Sample example:
vector A: -2, -1, 0, 3, 5. And mean(A) =1; sd(A)=2.915476.
I'd want to get the z-score of A. it should be scale(A)=-1.0289915 -0.6859943 -0.3429972 0.6859943 1.3719887 But I know 0 in original A should also be 0 in the scaled vector as it represents no chances.
C=scale(A, center=F)
C will be -0.6405126 -0.3202563 0.0000000 0.9607689 1.6012815
but mean(C) and sd(C) will be 0.3202563 and 0.9336996 respectively. This is not z-score.

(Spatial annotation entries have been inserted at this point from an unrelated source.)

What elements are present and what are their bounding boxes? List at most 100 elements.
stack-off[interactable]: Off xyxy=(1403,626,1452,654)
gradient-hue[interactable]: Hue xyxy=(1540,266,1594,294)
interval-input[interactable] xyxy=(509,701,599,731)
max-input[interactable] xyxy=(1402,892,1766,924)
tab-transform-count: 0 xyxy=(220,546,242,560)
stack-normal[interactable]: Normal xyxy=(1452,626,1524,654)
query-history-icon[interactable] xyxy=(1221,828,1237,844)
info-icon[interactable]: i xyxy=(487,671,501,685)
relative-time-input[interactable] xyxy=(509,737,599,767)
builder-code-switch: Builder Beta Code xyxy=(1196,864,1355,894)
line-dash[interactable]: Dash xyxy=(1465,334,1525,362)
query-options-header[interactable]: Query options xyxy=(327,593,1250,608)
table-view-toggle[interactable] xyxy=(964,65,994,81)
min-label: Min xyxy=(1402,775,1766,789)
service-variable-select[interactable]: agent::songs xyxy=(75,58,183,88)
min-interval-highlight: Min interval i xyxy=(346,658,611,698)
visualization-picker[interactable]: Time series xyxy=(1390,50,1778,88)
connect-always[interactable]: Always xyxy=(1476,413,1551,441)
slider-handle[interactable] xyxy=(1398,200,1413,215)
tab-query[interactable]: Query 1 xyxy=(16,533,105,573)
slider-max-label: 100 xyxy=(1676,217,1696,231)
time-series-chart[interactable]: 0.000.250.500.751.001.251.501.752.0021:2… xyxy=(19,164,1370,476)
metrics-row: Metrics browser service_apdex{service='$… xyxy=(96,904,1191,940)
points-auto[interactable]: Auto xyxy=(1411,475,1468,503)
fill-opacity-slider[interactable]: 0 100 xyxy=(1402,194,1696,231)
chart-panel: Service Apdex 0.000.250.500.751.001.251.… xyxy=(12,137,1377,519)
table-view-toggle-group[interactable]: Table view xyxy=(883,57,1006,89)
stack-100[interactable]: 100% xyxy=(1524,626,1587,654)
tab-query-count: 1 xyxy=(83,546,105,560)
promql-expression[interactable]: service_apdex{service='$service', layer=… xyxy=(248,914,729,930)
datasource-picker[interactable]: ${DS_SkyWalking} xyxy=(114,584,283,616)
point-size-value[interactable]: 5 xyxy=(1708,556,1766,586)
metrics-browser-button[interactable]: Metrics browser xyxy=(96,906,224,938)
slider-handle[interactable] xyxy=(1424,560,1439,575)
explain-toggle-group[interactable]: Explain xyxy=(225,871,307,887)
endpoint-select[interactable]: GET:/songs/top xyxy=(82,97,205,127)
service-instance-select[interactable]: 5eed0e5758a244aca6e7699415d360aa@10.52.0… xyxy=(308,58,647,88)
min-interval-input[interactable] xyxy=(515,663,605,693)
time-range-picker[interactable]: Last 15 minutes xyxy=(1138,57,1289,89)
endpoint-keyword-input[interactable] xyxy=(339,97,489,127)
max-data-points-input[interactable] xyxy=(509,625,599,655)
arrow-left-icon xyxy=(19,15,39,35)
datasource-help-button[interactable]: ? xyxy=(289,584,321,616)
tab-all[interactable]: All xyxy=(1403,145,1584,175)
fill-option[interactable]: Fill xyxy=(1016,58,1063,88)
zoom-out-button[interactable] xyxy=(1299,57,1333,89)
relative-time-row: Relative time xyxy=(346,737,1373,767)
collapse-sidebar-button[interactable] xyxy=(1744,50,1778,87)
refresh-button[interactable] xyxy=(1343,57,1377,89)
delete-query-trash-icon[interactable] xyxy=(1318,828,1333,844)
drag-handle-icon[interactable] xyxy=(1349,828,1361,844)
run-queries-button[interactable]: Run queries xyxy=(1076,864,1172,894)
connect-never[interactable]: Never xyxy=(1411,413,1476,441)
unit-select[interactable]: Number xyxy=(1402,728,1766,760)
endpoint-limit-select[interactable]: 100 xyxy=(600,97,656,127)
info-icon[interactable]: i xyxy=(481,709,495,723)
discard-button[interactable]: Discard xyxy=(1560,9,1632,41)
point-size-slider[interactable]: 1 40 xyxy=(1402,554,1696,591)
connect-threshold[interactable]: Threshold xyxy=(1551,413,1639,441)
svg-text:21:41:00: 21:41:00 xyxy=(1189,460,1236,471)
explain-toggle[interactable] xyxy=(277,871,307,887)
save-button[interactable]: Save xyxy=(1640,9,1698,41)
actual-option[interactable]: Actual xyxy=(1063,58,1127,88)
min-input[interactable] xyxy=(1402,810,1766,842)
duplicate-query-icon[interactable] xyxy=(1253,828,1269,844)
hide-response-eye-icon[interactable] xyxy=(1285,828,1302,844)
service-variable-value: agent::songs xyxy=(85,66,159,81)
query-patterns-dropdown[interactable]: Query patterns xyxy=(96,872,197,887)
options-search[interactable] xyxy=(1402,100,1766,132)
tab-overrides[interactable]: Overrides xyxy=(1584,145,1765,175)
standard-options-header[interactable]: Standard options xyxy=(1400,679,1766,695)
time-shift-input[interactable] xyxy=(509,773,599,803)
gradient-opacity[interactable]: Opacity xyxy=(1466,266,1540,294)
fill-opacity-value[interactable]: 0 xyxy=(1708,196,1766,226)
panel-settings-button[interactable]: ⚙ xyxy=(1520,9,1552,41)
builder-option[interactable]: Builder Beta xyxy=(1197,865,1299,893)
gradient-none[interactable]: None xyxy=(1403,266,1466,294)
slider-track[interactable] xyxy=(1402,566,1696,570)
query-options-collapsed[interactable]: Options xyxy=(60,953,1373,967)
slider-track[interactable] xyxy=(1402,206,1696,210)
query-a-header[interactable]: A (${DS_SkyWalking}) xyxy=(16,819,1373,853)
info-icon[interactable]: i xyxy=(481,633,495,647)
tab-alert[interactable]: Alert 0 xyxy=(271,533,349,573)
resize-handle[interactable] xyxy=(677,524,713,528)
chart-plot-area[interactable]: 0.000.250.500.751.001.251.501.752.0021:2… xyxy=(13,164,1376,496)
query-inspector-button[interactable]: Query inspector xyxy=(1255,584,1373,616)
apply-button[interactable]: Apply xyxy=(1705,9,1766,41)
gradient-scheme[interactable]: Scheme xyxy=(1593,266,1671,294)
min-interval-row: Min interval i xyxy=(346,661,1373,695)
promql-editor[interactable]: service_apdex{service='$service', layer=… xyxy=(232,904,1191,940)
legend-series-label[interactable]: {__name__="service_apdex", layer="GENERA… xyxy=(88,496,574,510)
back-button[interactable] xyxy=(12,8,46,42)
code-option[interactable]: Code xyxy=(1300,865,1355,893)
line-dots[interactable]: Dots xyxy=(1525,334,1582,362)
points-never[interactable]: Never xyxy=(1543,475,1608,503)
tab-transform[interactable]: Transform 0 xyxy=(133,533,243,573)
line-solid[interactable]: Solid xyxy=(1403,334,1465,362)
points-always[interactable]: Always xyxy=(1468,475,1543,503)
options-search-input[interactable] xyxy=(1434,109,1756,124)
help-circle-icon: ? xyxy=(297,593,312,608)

In other words, I need the 0 be 0 in the scaled vector D and the mean(D)=0, sd(D)=1. Thank you.
Update:
The ultimate goal is make the data obey normal distribution. The original data is the amplitude matrix data (http://www.connectivitymap.org/cmap/help_topics_frames.jsp, Control F(amplitude)). Thank you.
BTW, in LINCS, they use another method (Z-scoring procedure) (http://support.lincscloud.org/hc/en-us/articles/202099616-Signature-Generation-and-Analysis-L1000-). I'm not sure it is related or not.
When we speak of z-score, the mean is moved to zero. Because you want one data point to be unmoved, you cannot use a z-score. Please explain what you do want to use the scaled values for so that we can suggest alternative solutions.
@karl.stamm See update, please. Thank you.
What karl.stamm said and I'll add that you would need to scale asymmetrically for this to work...which is highly questionable.
@DevonRyan the value means the extent changed with positive value up-regulated and negative value down-regulated. So, I think scaling asymmetrically will be OK, though the number of DE genes will be changed based on a cutoff and the most significant DEGs are kept as DEG. However, how to do this kind of scaling asymmetrically?
I'm not entirely sure that there is a nice programmatic way. Ideally you'd just want to apply a nice function, but I've never seen such a thing for this purpose.